En convertissant ses bâtiments au chauffage à la biomasse, la municipalité de Saint-Ubalde, dans la région de Portneuf, a réduit ses coûts d’énergie et son empreinte carbone… tout en sauvant son église! Récit.

La situation financière de l’église de Saint-Ubalde était intenable il y a de cela  cinq ans. Alors que la dîme et la collecte fondaient un peu plus chaque année, le prix du mazout, lui, ne cessait d’augmenter. Résultat : avant que la municipalité ne prenne les choses en main, l’église était au bord de l’apocalypse budgétaire, à tel point que sa démolition était sérieusement envisagée.

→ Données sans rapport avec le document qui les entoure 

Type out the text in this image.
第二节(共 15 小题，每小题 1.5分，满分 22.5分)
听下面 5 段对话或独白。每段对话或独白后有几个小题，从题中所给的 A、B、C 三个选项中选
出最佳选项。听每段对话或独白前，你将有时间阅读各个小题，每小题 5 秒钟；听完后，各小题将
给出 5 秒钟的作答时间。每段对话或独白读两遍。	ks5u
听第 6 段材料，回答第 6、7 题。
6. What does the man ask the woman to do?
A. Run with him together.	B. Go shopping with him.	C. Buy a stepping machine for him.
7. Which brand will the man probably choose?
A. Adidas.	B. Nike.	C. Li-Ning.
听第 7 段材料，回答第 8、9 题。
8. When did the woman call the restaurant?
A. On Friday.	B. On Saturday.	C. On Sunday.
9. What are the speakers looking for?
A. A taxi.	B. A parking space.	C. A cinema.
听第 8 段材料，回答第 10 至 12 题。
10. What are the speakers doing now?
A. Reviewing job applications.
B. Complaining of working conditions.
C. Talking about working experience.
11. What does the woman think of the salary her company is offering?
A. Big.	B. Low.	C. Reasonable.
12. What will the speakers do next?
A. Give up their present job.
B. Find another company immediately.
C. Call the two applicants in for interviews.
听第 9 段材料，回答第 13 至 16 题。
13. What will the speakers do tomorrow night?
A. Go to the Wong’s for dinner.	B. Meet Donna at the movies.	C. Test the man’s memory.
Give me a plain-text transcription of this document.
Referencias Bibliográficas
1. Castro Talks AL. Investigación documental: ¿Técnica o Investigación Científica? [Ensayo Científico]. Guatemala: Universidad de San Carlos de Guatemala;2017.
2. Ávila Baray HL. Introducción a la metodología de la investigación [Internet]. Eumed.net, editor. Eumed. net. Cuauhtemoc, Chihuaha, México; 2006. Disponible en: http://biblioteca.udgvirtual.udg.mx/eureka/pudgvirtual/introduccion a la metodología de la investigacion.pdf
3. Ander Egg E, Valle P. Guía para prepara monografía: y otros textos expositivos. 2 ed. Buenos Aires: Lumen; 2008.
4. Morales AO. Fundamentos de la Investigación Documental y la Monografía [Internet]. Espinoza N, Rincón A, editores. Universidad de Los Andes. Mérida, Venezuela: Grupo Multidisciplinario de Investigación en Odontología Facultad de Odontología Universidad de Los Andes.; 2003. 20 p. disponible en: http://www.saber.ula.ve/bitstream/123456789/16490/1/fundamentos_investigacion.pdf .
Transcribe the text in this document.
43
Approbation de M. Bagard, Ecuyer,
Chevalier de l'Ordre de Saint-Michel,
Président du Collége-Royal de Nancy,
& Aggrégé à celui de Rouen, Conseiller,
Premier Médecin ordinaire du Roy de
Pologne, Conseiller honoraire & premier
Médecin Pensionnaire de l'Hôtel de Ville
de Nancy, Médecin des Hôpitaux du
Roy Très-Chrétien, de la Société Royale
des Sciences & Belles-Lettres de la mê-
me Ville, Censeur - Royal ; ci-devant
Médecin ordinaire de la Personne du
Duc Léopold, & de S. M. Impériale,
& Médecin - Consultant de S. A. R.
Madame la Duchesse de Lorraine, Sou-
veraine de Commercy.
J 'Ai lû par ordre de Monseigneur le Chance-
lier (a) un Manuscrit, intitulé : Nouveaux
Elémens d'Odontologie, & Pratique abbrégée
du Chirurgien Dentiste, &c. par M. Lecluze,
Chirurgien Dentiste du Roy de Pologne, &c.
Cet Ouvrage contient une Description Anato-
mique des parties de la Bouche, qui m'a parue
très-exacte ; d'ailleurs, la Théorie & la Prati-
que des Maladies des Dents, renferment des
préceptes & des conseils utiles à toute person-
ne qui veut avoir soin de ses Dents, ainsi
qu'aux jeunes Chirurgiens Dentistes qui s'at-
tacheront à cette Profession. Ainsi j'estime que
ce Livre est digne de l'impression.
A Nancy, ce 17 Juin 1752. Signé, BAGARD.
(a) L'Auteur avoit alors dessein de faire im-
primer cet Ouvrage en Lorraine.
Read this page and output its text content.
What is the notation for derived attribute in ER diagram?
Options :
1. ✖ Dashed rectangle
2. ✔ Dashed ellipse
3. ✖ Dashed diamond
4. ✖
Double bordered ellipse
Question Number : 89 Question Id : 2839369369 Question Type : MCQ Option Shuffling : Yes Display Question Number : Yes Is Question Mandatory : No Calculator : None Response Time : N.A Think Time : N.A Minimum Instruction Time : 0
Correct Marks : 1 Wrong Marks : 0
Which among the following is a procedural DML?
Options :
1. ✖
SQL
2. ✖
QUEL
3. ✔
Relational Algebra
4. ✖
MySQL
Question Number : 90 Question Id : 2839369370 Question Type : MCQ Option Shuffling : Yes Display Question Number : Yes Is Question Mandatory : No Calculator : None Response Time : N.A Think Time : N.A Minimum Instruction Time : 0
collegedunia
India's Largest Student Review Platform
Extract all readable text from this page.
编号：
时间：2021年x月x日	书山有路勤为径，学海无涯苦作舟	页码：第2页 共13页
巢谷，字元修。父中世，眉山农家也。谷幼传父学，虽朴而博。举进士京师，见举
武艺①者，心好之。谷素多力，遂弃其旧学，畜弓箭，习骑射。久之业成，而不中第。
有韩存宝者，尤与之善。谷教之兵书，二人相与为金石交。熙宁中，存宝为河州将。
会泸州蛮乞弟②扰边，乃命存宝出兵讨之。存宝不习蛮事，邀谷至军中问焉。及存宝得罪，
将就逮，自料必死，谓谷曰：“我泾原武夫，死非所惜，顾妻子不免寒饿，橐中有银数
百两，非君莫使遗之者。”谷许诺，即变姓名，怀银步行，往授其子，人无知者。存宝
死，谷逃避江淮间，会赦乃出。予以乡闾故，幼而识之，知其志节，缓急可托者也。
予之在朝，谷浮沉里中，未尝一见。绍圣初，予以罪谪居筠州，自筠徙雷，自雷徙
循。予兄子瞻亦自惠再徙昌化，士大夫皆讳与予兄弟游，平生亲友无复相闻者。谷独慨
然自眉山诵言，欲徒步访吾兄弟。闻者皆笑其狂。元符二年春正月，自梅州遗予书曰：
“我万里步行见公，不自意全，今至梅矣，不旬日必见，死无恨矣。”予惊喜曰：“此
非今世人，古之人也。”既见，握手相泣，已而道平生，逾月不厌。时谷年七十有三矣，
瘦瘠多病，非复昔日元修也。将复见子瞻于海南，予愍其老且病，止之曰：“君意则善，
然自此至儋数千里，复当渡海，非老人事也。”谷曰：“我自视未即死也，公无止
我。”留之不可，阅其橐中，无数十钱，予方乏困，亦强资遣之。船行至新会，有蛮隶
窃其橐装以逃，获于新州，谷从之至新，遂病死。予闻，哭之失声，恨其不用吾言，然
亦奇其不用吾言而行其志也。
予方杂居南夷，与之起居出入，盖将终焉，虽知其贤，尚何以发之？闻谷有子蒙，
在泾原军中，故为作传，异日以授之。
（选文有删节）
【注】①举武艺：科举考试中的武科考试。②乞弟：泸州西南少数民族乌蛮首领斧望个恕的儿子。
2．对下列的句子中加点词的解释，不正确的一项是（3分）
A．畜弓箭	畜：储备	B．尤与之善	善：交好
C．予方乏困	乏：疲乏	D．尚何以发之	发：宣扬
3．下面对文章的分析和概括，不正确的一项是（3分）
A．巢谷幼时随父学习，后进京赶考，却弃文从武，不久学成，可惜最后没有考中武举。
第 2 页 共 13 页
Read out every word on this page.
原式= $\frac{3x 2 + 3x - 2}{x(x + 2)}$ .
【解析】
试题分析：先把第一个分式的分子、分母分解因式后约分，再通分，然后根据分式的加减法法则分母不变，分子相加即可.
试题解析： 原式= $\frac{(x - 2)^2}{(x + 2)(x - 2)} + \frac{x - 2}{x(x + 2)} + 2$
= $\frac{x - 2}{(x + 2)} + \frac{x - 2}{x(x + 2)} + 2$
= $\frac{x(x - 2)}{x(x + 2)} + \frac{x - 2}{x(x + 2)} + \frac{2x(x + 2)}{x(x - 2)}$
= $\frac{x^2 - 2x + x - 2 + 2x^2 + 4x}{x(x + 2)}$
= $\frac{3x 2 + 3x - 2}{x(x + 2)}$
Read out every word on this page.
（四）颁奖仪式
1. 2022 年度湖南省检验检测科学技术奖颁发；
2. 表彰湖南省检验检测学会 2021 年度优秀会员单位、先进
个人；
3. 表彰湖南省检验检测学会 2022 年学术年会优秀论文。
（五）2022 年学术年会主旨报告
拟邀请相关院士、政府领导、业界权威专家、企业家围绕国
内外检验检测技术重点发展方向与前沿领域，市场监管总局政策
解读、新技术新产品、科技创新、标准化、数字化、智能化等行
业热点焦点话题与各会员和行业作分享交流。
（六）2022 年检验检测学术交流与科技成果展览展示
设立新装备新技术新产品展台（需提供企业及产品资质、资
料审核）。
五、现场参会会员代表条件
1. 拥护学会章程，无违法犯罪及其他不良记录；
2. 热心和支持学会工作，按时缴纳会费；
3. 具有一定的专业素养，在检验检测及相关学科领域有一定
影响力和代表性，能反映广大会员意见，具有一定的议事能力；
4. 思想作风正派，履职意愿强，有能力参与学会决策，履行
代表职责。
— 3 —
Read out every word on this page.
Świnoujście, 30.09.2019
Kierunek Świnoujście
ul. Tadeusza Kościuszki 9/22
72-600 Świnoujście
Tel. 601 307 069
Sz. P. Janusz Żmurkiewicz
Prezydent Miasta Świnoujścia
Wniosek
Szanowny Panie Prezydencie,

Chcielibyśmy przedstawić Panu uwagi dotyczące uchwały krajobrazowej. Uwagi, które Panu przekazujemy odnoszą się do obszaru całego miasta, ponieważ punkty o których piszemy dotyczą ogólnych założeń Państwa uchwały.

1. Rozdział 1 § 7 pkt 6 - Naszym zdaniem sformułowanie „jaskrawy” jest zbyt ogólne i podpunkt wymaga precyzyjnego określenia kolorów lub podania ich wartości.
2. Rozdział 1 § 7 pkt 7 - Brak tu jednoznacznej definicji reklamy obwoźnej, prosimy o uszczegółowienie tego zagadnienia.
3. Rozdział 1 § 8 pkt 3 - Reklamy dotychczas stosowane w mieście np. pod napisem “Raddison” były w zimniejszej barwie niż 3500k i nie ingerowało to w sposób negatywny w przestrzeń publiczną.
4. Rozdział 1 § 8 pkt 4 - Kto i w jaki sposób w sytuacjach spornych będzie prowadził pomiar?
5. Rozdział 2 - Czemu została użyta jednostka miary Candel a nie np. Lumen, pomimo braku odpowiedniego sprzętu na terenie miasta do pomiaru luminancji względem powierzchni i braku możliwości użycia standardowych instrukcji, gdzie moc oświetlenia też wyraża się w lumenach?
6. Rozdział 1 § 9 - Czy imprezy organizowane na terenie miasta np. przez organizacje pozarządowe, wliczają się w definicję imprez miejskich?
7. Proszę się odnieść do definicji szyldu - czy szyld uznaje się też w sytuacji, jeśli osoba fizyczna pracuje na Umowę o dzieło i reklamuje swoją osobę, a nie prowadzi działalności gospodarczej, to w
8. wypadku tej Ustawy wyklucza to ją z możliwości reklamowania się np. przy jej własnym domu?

« L’huile à chauffage avait atteint un prix exorbitant. Et puis, on savait qu’à long terme, celui des énergies fossiles allait toujours monter », raconte Harold Tremblay, le consultant en bâtiments qui a été mandaté par l’administration municipale pour sortir de cette spirale infernale. Après des études préliminaires commencées en 2010, un système de chauffage à la biomasse forestière s’est imposé comme la meilleure option, d’autant qu’il s’agit d’un sacré outil de lutte contre les changements climatiques, selon Vision Biomasse Québec.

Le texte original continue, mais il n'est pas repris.